The first most of us ever heard about such things - apart from the odd bee in the bonnet - was the publicity surrounding "varroa".
People in the North Island kept droning on about it, while we in the South thought we were safe.
That should have taught us a lesson: never trust anything that crawls out of a North Island beehive. But varroa is not the bee all and end all.
An excellent quarterly magazine, Surveillance, put out by MAF biosecurity, provides detailed reports about New Zealand's animal health status. Most recent issues have included a section on honey bees and their exotic diseases. For those of you who know next to nothing about bees - and I counted myself amongst you - I can assure you that the world of bees is, indeed, a microcosm of human society. Substitute money for honey and the analogy is complete.

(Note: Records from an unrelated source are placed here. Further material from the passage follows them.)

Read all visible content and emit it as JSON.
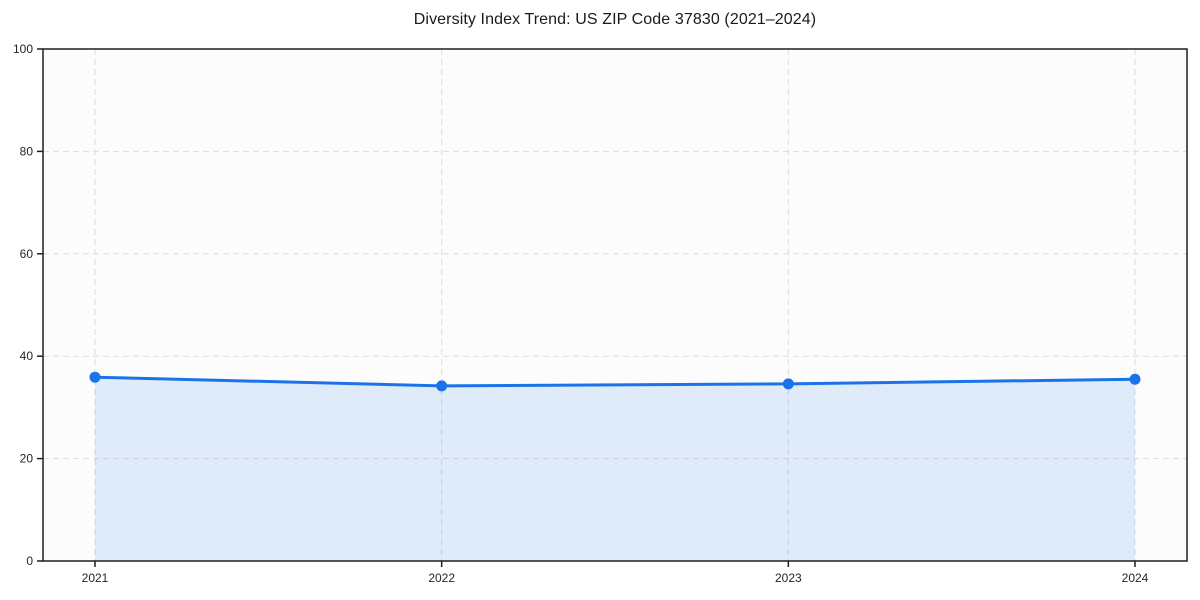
{
  "chart_data": {
    "type": "area",
    "title": "Diversity Index Trend: US ZIP Code 37830 (2021–2024)",
    "categories": [
      "2021",
      "2022",
      "2023",
      "2024"
    ],
    "series": [
      {
        "name": "Diversity Index",
        "values": [
          35.9,
          34.2,
          34.6,
          35.5
        ]
      }
    ],
    "xlabel": "",
    "ylabel": "",
    "ylim": [
      0,
      100
    ],
    "yticks": [
      0,
      20,
      40,
      60,
      80,
      100
    ],
    "grid": true,
    "grid_style": "dashed",
    "legend": false,
    "legend_position": "none",
    "marker": "circle"
  },
  "colors": {
    "line": "#1a73e8",
    "fill": "#1a73e8",
    "fill_opacity": 0.12,
    "grid": "#dcdcdc",
    "spine": "#1f1f1f",
    "tick_label": "#262626",
    "plot_bg": "#fcfcfd",
    "figure_bg": "#ffffff"
  }
}
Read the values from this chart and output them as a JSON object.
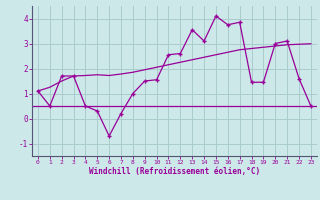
{
  "xlabel": "Windchill (Refroidissement éolien,°C)",
  "bg_color": "#cce8e8",
  "grid_color": "#aacccc",
  "line_color": "#990099",
  "hours": [
    0,
    1,
    2,
    3,
    4,
    5,
    6,
    7,
    8,
    9,
    10,
    11,
    12,
    13,
    14,
    15,
    16,
    17,
    18,
    19,
    20,
    21,
    22,
    23
  ],
  "windchill": [
    1.1,
    0.5,
    1.7,
    1.7,
    0.5,
    0.3,
    -0.7,
    0.2,
    1.0,
    1.5,
    1.55,
    2.55,
    2.6,
    3.55,
    3.1,
    4.1,
    3.75,
    3.85,
    1.45,
    1.45,
    3.0,
    3.1,
    1.6,
    0.5
  ],
  "trend": [
    1.1,
    1.25,
    1.5,
    1.7,
    1.72,
    1.75,
    1.72,
    1.78,
    1.85,
    1.95,
    2.05,
    2.15,
    2.25,
    2.35,
    2.45,
    2.55,
    2.65,
    2.75,
    2.8,
    2.85,
    2.9,
    2.95,
    2.97,
    2.99
  ],
  "flat_line": 0.5,
  "ylim": [
    -1.5,
    4.5
  ],
  "xlim": [
    -0.5,
    23.5
  ],
  "yticks": [
    -1,
    0,
    1,
    2,
    3,
    4
  ],
  "xticks": [
    0,
    1,
    2,
    3,
    4,
    5,
    6,
    7,
    8,
    9,
    10,
    11,
    12,
    13,
    14,
    15,
    16,
    17,
    18,
    19,
    20,
    21,
    22,
    23
  ]
}
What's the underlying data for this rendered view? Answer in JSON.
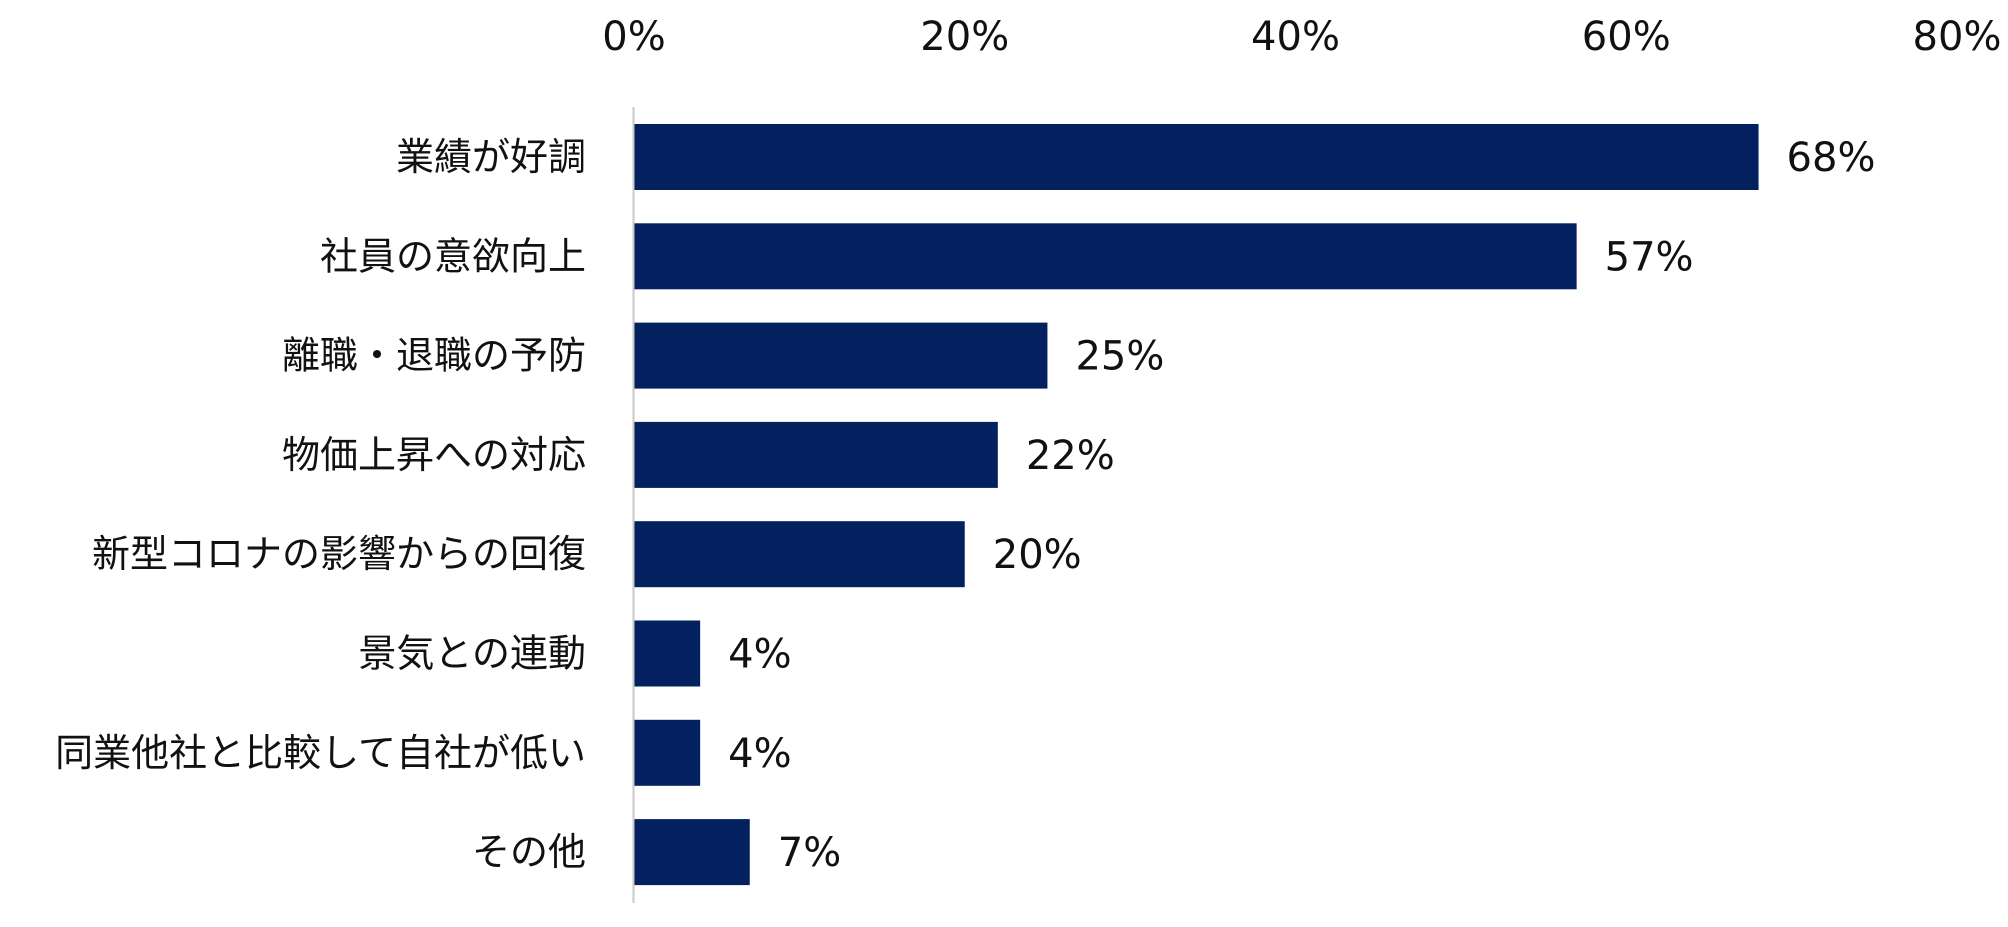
{
  "chart_data": {
    "type": "bar",
    "orientation": "horizontal",
    "title": "",
    "xlabel": "",
    "ylabel": "",
    "categories": [
      "業績が好調",
      "社員の意欲向上",
      "離職・退職の予防",
      "物価上昇への対応",
      "新型コロナの影響からの回復",
      "景気との連動",
      "同業他社と比較して自社が低い",
      "その他"
    ],
    "values": [
      68,
      57,
      25,
      22,
      20,
      4,
      4,
      7
    ],
    "value_labels": [
      "68%",
      "57%",
      "25%",
      "22%",
      "20%",
      "4%",
      "4%",
      "7%"
    ],
    "xlim": [
      0,
      80
    ],
    "x_ticks": [
      0,
      20,
      40,
      60,
      80
    ],
    "x_tick_labels": [
      "0%",
      "20%",
      "40%",
      "60%",
      "80%"
    ],
    "x_axis_position": "top",
    "grid": false,
    "legend": "none",
    "bar_color": "#03215E",
    "axis_line_color": "#C9C9C9",
    "text_color": "#111111"
  }
}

To emphasise this point I present my spin on some of the distressing conditions our poor beekeepers have to face.
Did you know that New Zealand apiarists are required to inspect their hives annually for "American foulbrood disease"? My theory is that this is being spread by our nightly exposure to increasingly fatuous Hollywood inserts on TVNZ One News. Then there is "European foulbrood", surely a case for tighter controls on immigration.
The "Asian mite" - but not if NZ First has its way. What about "Colony collapse disorder"? Is it still an empirical threat even though we're no longer part of the British Apiary? And could you distinguish the plain little "small hive beetle" from the yellow-jacketed "rodney hive beetle"?
Sometimes the only solution is to turf out the queen bee and start anew. To bee or not to bee? That is the question we should all be asking ourselves over the coming days.
» John Hicks is a former Otautau veterinarian with years of expertise in the animal health sector.